Hancock: Pharmacies showed ‘how much more they can do’ during COVID-19
The health secretary has praised community pharmacies for showing “how much more” they can contribute to the health service during the COVID-19 pandemic.
Matt Hancock said that throughout the pandemic, “pharmacies provided open access support and care that is deeply embedded in the communities they serve” when delivering his vision on the future of healthcare at the Royal College of Physicians today (July 30).
Speaking about the seven lessons that can be learned from COVID-19, Mr Hancock highlighted the need for “better, less fragmented decision making”.
He said that there are “decades-old” barriers between different “primary care, community care, pharmacy [and] acute care”.
But he stressed that these “don’t work now”, due to the pandemic and living in a time where many people have “long-term, complex conditions”.
Instead, working collaboratively is “how people work when they really need results”, Mr Hancock said, adding that when many secondary care appointments were cancelled during the pandemic, primary care clinicians stepped in to support patients.
Pharmacies also offered support to patients in the community during that time, Mr Hancock continued. Pharmacies have shown “how much more they can do” and “this is the spirit that I want us to channel as we move out of the pandemic”, he added.

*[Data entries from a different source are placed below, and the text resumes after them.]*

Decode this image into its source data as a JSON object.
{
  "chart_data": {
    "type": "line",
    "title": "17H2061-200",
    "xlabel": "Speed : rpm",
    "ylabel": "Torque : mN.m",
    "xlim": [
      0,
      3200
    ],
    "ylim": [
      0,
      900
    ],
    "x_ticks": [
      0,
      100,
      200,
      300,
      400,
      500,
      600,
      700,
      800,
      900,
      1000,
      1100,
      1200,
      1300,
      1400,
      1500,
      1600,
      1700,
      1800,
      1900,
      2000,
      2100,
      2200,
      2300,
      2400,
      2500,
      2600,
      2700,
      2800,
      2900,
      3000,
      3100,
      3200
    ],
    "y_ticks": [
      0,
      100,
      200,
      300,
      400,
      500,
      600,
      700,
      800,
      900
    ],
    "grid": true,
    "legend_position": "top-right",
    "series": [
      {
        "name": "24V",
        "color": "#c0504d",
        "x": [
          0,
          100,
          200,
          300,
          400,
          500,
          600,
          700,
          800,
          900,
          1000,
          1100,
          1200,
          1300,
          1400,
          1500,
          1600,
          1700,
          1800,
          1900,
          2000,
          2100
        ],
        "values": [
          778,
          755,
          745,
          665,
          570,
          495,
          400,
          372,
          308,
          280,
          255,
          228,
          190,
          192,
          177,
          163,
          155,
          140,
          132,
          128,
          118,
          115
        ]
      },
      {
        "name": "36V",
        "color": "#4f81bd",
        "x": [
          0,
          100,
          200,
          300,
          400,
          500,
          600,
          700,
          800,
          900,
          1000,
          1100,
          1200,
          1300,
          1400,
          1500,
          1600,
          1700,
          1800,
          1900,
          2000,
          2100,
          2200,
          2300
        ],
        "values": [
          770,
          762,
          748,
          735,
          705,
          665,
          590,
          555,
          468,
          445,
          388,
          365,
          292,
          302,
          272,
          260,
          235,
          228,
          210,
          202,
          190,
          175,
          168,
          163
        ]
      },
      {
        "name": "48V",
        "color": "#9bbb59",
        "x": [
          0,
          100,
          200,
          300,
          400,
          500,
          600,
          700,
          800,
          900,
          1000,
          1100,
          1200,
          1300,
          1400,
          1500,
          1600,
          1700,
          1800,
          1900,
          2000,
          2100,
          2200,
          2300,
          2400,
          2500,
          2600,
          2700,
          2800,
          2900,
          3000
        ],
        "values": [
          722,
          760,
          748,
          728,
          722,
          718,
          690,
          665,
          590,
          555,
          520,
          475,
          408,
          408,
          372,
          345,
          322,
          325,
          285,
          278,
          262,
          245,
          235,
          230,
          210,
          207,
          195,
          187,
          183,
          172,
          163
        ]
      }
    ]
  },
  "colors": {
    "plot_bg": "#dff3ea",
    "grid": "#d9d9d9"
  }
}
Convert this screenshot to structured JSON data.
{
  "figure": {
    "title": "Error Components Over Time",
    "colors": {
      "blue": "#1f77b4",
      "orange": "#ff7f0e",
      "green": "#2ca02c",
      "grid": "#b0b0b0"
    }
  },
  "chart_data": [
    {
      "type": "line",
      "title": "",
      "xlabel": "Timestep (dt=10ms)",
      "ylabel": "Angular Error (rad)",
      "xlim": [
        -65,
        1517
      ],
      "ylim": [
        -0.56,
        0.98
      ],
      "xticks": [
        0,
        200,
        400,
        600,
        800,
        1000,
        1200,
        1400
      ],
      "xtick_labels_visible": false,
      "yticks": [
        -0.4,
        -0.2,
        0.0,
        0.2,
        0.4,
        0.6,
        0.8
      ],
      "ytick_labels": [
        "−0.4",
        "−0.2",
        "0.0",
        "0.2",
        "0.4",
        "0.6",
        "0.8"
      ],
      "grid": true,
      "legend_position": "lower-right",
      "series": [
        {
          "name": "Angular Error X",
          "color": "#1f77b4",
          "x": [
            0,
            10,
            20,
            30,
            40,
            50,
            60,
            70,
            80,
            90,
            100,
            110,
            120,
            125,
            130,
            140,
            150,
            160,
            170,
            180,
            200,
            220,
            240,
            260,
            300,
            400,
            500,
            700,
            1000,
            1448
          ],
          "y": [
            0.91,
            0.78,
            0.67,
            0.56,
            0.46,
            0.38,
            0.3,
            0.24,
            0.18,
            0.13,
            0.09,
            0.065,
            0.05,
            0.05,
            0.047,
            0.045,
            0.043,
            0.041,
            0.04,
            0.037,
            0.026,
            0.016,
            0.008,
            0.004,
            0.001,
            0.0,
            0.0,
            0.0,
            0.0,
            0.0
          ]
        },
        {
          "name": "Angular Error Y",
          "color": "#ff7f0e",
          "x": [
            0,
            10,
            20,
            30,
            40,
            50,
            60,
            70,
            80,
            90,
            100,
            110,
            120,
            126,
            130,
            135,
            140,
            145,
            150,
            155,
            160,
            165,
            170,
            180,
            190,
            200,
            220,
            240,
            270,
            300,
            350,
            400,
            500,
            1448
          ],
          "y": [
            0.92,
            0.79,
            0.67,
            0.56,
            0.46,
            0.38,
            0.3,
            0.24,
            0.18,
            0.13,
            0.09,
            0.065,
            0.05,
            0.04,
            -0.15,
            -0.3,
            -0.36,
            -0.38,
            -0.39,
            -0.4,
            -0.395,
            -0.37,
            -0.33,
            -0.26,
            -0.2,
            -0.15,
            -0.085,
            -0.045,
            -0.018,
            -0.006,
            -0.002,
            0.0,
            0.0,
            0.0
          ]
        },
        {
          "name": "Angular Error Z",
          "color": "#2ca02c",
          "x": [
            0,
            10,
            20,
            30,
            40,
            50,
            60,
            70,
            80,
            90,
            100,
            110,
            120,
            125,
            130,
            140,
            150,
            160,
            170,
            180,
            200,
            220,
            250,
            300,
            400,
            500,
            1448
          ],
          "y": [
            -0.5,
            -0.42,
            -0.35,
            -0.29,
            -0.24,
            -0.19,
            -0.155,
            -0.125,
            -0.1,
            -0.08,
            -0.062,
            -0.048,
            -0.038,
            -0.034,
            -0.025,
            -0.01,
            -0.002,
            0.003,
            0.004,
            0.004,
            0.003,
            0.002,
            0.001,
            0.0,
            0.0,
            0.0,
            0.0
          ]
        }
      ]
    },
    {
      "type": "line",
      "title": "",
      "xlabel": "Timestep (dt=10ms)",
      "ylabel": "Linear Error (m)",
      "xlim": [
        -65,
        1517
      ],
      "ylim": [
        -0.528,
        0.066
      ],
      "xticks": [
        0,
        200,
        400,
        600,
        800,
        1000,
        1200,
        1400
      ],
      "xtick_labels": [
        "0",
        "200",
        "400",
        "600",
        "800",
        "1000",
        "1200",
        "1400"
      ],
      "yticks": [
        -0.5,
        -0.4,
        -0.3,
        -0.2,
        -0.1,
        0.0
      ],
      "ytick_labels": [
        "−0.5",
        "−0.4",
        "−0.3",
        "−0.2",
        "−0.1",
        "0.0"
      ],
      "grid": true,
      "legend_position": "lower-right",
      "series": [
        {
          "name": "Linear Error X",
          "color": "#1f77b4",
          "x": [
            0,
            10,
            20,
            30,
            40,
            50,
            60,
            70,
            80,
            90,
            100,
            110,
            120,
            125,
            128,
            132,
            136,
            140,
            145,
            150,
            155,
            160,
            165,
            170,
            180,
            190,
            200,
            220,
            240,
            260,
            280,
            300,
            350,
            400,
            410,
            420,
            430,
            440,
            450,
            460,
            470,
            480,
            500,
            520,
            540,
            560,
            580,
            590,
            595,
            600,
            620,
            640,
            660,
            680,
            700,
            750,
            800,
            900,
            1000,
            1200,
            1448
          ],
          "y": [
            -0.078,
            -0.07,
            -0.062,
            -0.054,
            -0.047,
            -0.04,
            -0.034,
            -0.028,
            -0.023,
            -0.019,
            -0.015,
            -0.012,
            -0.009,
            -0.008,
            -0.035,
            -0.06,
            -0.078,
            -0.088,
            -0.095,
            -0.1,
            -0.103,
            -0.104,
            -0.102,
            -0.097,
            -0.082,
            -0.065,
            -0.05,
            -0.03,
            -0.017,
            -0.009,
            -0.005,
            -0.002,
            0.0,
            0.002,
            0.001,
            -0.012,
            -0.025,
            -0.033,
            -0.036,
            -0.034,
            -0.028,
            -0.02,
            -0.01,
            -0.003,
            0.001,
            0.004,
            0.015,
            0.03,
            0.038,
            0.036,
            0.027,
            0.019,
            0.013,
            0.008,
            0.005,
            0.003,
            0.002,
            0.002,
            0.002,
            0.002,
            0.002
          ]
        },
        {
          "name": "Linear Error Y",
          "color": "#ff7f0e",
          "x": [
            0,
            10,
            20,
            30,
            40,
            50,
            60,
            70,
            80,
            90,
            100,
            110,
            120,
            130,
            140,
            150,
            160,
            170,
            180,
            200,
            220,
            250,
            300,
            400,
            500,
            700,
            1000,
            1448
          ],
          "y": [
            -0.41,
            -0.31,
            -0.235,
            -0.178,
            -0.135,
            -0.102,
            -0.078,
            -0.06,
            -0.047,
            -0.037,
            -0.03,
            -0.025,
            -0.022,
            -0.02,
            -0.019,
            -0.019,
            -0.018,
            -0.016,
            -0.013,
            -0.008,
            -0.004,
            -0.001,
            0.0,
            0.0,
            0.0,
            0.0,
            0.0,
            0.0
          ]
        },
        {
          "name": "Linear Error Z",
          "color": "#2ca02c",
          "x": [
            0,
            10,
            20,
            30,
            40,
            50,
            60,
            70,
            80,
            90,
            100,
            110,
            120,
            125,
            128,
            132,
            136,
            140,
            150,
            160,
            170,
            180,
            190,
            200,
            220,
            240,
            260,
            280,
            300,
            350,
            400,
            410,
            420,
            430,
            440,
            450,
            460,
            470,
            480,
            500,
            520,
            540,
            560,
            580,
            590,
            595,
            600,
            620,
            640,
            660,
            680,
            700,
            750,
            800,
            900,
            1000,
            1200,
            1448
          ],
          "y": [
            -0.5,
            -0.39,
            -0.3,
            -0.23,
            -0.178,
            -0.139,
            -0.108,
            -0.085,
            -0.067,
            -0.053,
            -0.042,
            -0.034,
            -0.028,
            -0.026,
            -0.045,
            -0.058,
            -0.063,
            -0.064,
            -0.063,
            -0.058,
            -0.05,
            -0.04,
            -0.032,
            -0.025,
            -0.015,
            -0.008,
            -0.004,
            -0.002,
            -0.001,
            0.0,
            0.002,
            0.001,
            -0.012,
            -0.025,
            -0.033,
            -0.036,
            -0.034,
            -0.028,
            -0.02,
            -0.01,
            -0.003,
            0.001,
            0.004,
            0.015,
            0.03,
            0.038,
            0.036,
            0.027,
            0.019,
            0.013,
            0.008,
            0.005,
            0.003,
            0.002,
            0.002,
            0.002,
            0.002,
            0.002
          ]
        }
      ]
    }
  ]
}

The health secretary also outlined the government’s intention to “burst bureaucracy” to support healthcare collaboration, and invited health and social care workers to contribute ideas on how to achieve that.
NHS People Plan
It comes as the NHS today published its People Plan, in which it sets out its intention for how the health service should grow and support its workforce.
“Respecting the staff at all levels and supporting them is… at the heart of the People Plan and I sincerely hope that will help with retention,” Mr Hancock said.
On the issue of pay, he said that while the government achieved “a three-year Agenda for Change deal” for those who are directly employed by the NHS, it is “harder” to oversee pay in other sectors, such as social care or community pharmacy.
“Pharmacies are very much part of the NHS but they have a different model of employment,” he said.
However, the government has “taken an overall view of supporting our people to do the best job that they possibly can”, he added.
Commenting on the publication of the NHS People Plan, Professor Claire Anderson, chair of the English Pharmacy Board at the Royal Pharmaceutical Society, said that “COVID-19 has highlighted the real need for pharmacy to be integrated as part of the NHS family, so it’s vital that all pharmacists and staff delivering NHS services can access the right support wherever they might work”.